Im Klassizismus wird das Schönheitsideal aus der Antike wiederbelebt: Hochmodern ist - wie einst bei den Römern - eine über den Hüftbereich verschobene Taille. Ein rosiges Gesicht und möglichst ausdruckvolle, jedoch kaum geschminkte Augen waren Ausdruck von besonderer Anmut. Natürlichkeit ist Trumpf. Im 20. Jahrhundert vollzieht sich der Wandel von Schönheitsidealen immer schneller. Das Korsett wird zum lästigen Relikt vergangener Zeiten erklärt. Das bedeutete aber auch: Was das Mieder an überflüssigen Pfunden verbarg, musste nun am Körper selbst abgespeckt werden. Zwar galt noch um 1910 ein stattlicher Brustumfang als begehrenswert und schön, doch bereits zu Beginn der 20er Jahre änderte sich das Erscheinungsbild grundlegend. Die Haare wurden nicht mehr hochgesteckt, sondern möglichst in weichen Wellen auf Kinnlänge getragen. Ein kleiner Kopf, möglichst große Augen und ein voller, geschminkter Mund fungieren nun als Sinnbild weiblicher Schönheit.




Schönheitsideal der 20er Jahre Ein kleiner Kopf, ausdrucksvolle Augen und wellige, auf Kinnhöhe getragene Haare galten in den 20er Jahren als schön.

Blond, blauäugig und möglichst athletisch gestählt, lautete die Definition des Schönheitsbegriffs in der NS-Zeit.

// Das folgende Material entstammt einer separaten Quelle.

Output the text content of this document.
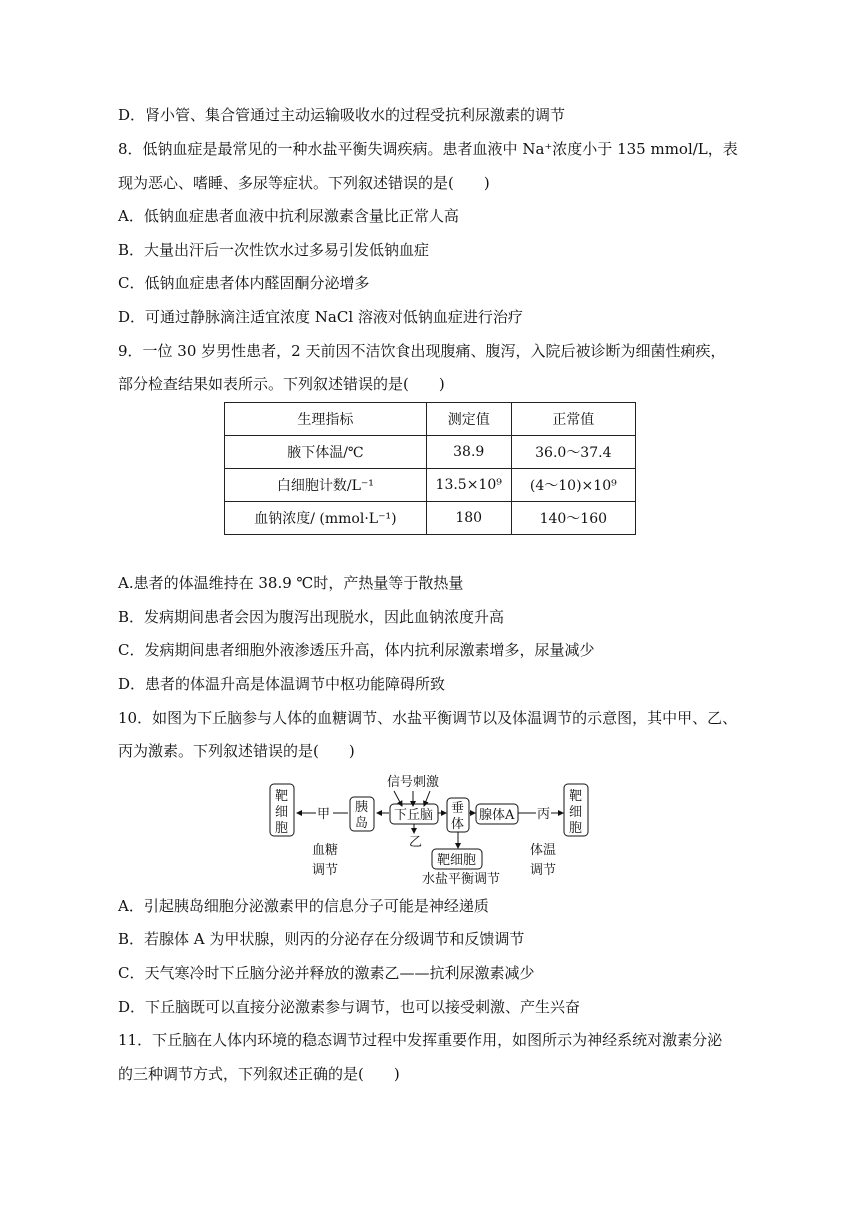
D．肾小管、集合管通过主动运输吸收水的过程受抗利尿激素的调节
8．低钠血症是最常见的一种水盐平衡失调疾病。患者血液中 Na⁺浓度小于 135 mmol/L，表
现为恶心、嗜睡、多尿等症状。下列叙述错误的是(　　)
A．低钠血症患者血液中抗利尿激素含量比正常人高
B．大量出汗后一次性饮水过多易引发低钠血症
C．低钠血症患者体内醛固酮分泌增多
D．可通过静脉滴注适宜浓度 NaCl 溶液对低钠血症进行治疗
9．一位 30 岁男性患者，2 天前因不洁饮食出现腹痛、腹泻，入院后被诊断为细菌性痢疾，
部分检查结果如表所示。下列叙述错误的是(　　)
生理指标	测定值	正常值
腋下体温/℃	38.9	36.0～37.4
白细胞计数/L⁻¹	13.5×10⁹	(4～10)×10⁹
血钠浓度/ (mmol·L⁻¹)	180	140～160
A.患者的体温维持在 38.9 ℃时，产热量等于散热量
B．发病期间患者会因为腹泻出现脱水，因此血钠浓度升高
C．发病期间患者细胞外液渗透压升高，体内抗利尿激素增多，尿量减少
D．患者的体温升高是体温调节中枢功能障碍所致
10．如图为下丘脑参与人体的血糖调节、水盐平衡调节以及体温调节的示意图，其中甲、乙、
丙为激素。下列叙述错误的是(　　)
信号刺激
靶
细
胞
甲 胰
岛
下丘脑
乙
垂
体
腺体A 丙
靶
细
胞
靶细胞
血糖
调节
水盐平衡调节
体温
调节
A．引起胰岛细胞分泌激素甲的信息分子可能是神经递质
B．若腺体 A 为甲状腺，则丙的分泌存在分级调节和反馈调节
C．天气寒冷时下丘脑分泌并释放的激素乙——抗利尿激素减少
D．下丘脑既可以直接分泌激素参与调节，也可以接受刺激、产生兴奋
11．下丘脑在人体内环境的稳态调节过程中发挥重要作用，如图所示为神经系统对激素分泌
的三种调节方式，下列叙述正确的是(　　)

Was als arisch und demnach schön im Sinne des nationalsozialistischen Terrorregimes galt, wurde genauestens vermessen: Körperbau, Schädelgröße, Stirn, Wangenknochen und Augenhöhlen hatten keine auffälligen Merkmale aufzuweisen. Unmittelbar nach dem Zweiten Weltkrieg waren rundliche Formen bei Männern und Frauen gleichermaßen hoch im Kurs. Denn eine vollschlanke Figur ließ in der entbehrungsreichen Zeit auf Gesundheit und Wohlstand schließen. Grace Kelly, Gina Lollobrigida und Sophia Loren standen in den 50er Jahren für ein durchaus vielfältiges Schönheitsideal, das ebenso weibliche Rundungen idealisierte. Davon unbeeindruckt und ziemlich unerschrocken zeigte sich Maria Callas hinsichtlich der Verwirklichung ihrer Traumfigur: Um schnellstmöglich abzunehmen, ließ sie sich einen Bandwurm einsetzen.

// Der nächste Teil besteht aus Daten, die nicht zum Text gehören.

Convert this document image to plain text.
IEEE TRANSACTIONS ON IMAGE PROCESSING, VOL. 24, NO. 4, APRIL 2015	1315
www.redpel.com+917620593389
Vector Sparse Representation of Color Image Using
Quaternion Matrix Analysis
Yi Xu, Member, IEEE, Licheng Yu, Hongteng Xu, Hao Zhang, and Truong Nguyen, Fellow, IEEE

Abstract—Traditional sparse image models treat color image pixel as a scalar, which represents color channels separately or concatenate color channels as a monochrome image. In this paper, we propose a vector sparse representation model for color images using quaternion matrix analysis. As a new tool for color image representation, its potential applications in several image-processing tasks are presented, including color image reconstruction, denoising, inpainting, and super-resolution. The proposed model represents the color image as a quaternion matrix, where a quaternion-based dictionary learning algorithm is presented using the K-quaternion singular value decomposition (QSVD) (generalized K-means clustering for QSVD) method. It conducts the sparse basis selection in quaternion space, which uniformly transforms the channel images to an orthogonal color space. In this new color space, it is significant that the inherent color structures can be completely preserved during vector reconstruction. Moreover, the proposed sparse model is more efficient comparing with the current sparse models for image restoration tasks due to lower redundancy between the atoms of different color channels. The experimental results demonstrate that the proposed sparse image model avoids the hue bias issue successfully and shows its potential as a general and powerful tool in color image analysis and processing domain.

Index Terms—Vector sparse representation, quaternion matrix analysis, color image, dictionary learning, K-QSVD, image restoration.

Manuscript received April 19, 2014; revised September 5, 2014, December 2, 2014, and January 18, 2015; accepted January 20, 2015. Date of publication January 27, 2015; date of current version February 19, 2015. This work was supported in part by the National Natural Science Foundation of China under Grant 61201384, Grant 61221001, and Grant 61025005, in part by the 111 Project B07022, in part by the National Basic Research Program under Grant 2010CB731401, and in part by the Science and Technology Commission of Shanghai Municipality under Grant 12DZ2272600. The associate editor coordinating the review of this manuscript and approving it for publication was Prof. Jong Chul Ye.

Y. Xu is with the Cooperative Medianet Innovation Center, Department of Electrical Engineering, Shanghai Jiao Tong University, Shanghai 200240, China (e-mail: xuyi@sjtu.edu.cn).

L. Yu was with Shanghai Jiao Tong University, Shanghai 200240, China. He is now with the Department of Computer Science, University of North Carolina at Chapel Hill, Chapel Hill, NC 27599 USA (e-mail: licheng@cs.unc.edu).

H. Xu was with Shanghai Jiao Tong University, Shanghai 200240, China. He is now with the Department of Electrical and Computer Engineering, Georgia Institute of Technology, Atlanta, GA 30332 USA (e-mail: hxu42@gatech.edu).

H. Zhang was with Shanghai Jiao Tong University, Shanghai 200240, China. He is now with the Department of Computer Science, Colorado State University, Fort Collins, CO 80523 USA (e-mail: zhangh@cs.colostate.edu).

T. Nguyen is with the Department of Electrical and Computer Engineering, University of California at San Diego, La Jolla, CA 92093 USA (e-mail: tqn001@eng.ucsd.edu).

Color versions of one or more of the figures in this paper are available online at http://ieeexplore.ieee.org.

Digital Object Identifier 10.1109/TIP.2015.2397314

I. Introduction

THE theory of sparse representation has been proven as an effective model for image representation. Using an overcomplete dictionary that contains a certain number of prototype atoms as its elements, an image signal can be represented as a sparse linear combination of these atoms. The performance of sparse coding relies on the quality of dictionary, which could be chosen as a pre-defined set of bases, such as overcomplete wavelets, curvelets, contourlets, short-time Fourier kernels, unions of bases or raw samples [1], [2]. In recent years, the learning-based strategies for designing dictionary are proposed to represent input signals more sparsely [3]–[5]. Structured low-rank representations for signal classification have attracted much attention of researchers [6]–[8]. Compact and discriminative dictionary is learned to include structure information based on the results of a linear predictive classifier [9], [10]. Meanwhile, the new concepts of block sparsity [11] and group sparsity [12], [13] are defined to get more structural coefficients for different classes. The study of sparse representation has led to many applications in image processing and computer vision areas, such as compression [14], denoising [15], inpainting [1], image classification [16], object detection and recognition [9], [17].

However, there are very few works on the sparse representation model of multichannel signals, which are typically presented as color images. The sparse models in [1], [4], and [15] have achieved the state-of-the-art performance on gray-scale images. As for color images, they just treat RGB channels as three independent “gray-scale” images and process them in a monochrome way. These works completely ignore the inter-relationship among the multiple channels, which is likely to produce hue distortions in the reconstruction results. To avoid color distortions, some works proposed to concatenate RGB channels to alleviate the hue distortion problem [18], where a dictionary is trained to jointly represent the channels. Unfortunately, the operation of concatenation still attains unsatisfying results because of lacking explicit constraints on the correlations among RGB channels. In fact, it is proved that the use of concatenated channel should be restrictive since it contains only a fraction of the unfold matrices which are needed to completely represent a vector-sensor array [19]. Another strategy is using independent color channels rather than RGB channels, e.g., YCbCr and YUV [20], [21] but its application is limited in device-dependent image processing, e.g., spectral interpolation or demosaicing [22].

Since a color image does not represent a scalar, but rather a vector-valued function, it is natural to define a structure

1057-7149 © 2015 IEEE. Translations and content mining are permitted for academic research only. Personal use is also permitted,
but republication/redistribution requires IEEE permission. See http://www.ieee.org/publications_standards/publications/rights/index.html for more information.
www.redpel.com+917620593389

Marilyn Monroe trug Konfektionsgröße 42, ein für die 50er und frühen 60er Jahre durchschnittliches Maß - bis das britische Model Twiggy die öffentliche Bühne betrat. Knochig, hager und flachbusig hieß nun die Schönheits-Devise. Die Lippen wurden mattiert, die Form der Augen betonten Frauen jetzt großzügig mit flüssigem Eyeliner. Auch in den 70er Jahren galten möglichst ausdrucksstark geschminkte Augen nicht nur als modern, sondern auch als besonders begehrenswert. Zudem lagen eine schmale Taille und eine voluminöse Haarpracht voll im Trend. Als Dekade dekorativer Kosmetik - so präsentierten sich zweifelsohne die 80er.

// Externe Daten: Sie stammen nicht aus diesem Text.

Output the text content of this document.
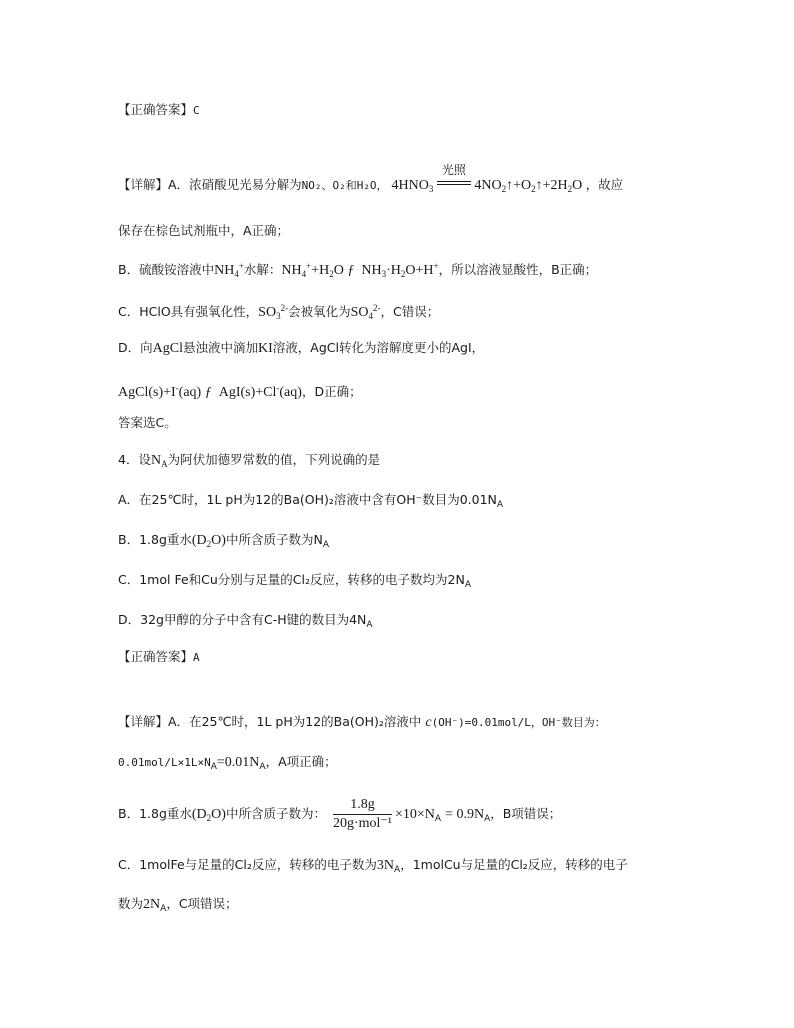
【正确答案】C
【详解】A．浓硝酸见光易分解为NO₂、O₂和H₂O， $4HNO_3$
光照
$4NO_2↑+O_2↑+2H_2O$ ，故应
保存在棕色试剂瓶中，A正确；
B．硫酸铵溶液中$NH_4^+$水解：$NH_4^++H_2O$ ƒ  $NH_3\cdot H_2O+H^+$，所以溶液显酸性，B正确；
C．HClO具有强氧化性，$SO_3^{2-}$会被氧化为$SO_4^{2-}$，C错误；
D．向AgCl悬浊液中滴加KI溶液，AgCl转化为溶解度更小的AgI，
AgCl(s)+I-(aq) ƒ  AgI(s)+Cl-(aq)，D正确；
答案选C。
4．设$N_A$为阿伏加德罗常数的值，下列说确的是
A．在25℃时，1L pH为12的Ba(OH)₂溶液中含有OH⁻数目为$0.01N_A$
B．1.8g重水$(D_2O)$中所含质子数为$N_A$
C．1mol Fe和Cu分别与足量的Cl₂反应，转移的电子数均为$2N_A$
D．32g甲醇的分子中含有C-H键的数目为$4N_A$
【正确答案】A
【详解】A．在25℃时，1L pH为12的Ba(OH)₂溶液中 c(OH⁻)=0.01mol/L，OH⁻数目为：
$0.01mol/L\times 1L\times N_A=0.01N_A$，A项正确；
B．1.8g重水$(D_2O)$中所含质子数为： $\frac{1.8g}{\text{20g·mol⁻¹}} \times 10\times N_A = 0.9N_A$，B项错误；
C．1molFe与足量的Cl₂反应，转移的电子数为$3N_A$，1molCu与足量的Cl₂反应，转移的电子
数为$2N_A$，C项错误；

Sophia Loren - Schönheitsideal der 50er Jahre

Schön warjetzt, wer symmetrischen Gesichtszügen mit Rouge, intensivem Augen-Make-up und farbintensivem Lipgloss Ausdruck verlieh. Die schmale Taille, eine größere Oberweite und Schulterpolster waren in Sachen modisches Erscheinungsbild das Tüpfelchen auf dem"i".



Doch spätestens als Modemacher und Medien in den 90ern den"Magersucht-Schick" einer Kate Moss priesen, wurde klar: Der sich übers Schlanksein definierende Begriff von Schönheit hatte ein Stadium erreicht, das nicht nur gesundheitsschädigend war, sondern auch eine Diskussion um den weiblichen Schlankheitswahn im Allgemeinen neu aufflammen ließ.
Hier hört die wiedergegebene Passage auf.